UK. ESG as part of investment strategies
Environmental, Social and Governance (ESG) considerations have become central to pension scheme investment strategies. As major institutional investors, pension schemes are at the forefront of an evolving regulatory and stakeholder landscape that demands both compliance and meaningful action.
The ESG imperative for pension schemes
ESG is no longer a ‘nice to have’ for schemes’ investment considerations. As the Pensions Regulator (TPR) has recently stated, awareness of and managing systemic risks is now a core part of effective trusteeship. It’s a statutory requirement for most, with schemes under obligations from a raft of legislative requirements and guidance. It’s also a business imperative. ESG factors carry both risk and opportunities when investing scheme assets, and can directly impact employer covenant. Trustees should treat ESG as a central part of investment decision-making. Further it remains a hot topic with household-name companies and schemes facing public scrutiny, corporate action and even litigation, including from member action groups, over how seriously they take ESG concerns. It highlights growing recognition of the wider economic and social role pension funds play.
The regulatory landscape
Currently, pension scheme trustees are required to understand and act on financially material factors including ESG considerations. Trustees of the largest schemes are also subject to governance and reporting requirements set out in regulations under the Pension Schemes Act 2021 and in line with Taskforce on Climate-Related Financial Disclosures (TCFD) recommendations: schemes in scope must take steps to identify, assess and manage climate-related risks and opportunities and report publicly on what they have done. Since 2022, this has included disclosures related to their investment portfolio’s alignment with the Paris Agreement goal.

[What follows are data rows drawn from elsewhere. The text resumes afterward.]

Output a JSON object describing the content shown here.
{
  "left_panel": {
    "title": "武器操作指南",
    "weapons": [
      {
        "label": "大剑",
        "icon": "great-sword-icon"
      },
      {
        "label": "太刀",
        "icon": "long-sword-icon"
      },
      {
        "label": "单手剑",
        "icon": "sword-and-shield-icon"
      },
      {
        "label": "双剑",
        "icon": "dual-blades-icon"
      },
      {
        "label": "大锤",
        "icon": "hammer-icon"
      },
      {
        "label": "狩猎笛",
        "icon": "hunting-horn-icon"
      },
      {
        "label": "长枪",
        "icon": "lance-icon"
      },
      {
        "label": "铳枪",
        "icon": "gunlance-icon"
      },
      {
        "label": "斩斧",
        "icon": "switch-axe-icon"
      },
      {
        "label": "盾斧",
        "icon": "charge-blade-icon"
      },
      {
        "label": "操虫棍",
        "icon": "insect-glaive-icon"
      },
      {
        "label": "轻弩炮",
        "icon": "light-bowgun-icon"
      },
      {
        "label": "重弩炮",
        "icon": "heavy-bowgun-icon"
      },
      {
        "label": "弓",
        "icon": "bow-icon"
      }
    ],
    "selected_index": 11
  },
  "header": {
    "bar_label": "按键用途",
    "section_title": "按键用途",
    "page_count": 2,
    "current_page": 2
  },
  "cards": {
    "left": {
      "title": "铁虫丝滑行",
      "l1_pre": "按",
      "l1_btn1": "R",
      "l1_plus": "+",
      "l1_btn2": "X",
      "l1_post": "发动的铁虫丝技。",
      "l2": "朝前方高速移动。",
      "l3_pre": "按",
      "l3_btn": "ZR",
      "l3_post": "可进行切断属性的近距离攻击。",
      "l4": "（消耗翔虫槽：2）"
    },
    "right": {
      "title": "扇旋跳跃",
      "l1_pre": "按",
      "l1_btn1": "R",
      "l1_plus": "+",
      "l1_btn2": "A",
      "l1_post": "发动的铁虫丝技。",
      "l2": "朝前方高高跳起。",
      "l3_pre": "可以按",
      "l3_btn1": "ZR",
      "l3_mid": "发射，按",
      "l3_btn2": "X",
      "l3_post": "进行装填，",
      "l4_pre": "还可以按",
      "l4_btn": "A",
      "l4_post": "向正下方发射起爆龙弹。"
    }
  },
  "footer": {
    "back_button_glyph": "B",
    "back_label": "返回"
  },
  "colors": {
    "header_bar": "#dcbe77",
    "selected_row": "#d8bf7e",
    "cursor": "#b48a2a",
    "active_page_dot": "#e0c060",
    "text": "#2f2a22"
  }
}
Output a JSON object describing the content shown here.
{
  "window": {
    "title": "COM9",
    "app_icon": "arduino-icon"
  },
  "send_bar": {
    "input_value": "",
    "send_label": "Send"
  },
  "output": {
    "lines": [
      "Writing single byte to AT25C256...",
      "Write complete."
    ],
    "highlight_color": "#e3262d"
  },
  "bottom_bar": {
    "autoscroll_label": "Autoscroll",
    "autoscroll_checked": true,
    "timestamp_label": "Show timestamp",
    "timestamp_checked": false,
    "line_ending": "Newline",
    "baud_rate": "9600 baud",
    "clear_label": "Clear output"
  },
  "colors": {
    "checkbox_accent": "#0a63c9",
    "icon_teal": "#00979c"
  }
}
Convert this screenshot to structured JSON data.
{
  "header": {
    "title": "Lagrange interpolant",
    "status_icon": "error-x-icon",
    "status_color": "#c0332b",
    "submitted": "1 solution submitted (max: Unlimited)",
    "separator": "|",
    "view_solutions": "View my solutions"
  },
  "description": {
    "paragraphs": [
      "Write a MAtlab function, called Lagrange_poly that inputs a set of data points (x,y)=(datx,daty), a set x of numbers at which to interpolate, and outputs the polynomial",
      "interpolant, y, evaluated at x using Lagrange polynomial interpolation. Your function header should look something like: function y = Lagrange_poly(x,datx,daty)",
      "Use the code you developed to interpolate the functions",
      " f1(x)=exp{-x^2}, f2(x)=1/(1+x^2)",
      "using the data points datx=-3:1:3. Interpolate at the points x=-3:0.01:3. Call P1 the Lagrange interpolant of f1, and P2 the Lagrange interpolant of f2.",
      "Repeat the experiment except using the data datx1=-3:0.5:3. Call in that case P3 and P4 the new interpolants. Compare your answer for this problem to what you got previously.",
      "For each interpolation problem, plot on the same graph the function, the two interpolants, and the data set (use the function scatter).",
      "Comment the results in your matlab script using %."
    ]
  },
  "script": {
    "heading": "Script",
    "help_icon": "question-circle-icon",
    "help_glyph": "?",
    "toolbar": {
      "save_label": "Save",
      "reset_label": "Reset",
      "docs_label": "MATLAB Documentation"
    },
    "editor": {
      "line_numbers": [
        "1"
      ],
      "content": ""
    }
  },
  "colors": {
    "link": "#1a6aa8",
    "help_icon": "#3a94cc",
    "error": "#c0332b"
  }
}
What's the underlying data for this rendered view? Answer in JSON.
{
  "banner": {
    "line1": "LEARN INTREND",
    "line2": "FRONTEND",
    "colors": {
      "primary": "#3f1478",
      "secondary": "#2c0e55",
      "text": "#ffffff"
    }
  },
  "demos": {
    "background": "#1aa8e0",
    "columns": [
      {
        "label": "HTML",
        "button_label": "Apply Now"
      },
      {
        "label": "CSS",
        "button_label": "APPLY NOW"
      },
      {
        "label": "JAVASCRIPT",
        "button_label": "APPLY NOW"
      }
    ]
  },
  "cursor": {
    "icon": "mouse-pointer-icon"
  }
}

In addition, relevant schemes’ statement of investment principles (SIP) must cover the trustees’ policies on financially material ESG considerations (and the extent to which non-financial matters (such as the views of members and beneficiaries) are considered in investment decisions). Trustees must also prepare a publicly available ‘implementation statement’ covering their stewardship (engagement and voting on matters affecting long-term value.)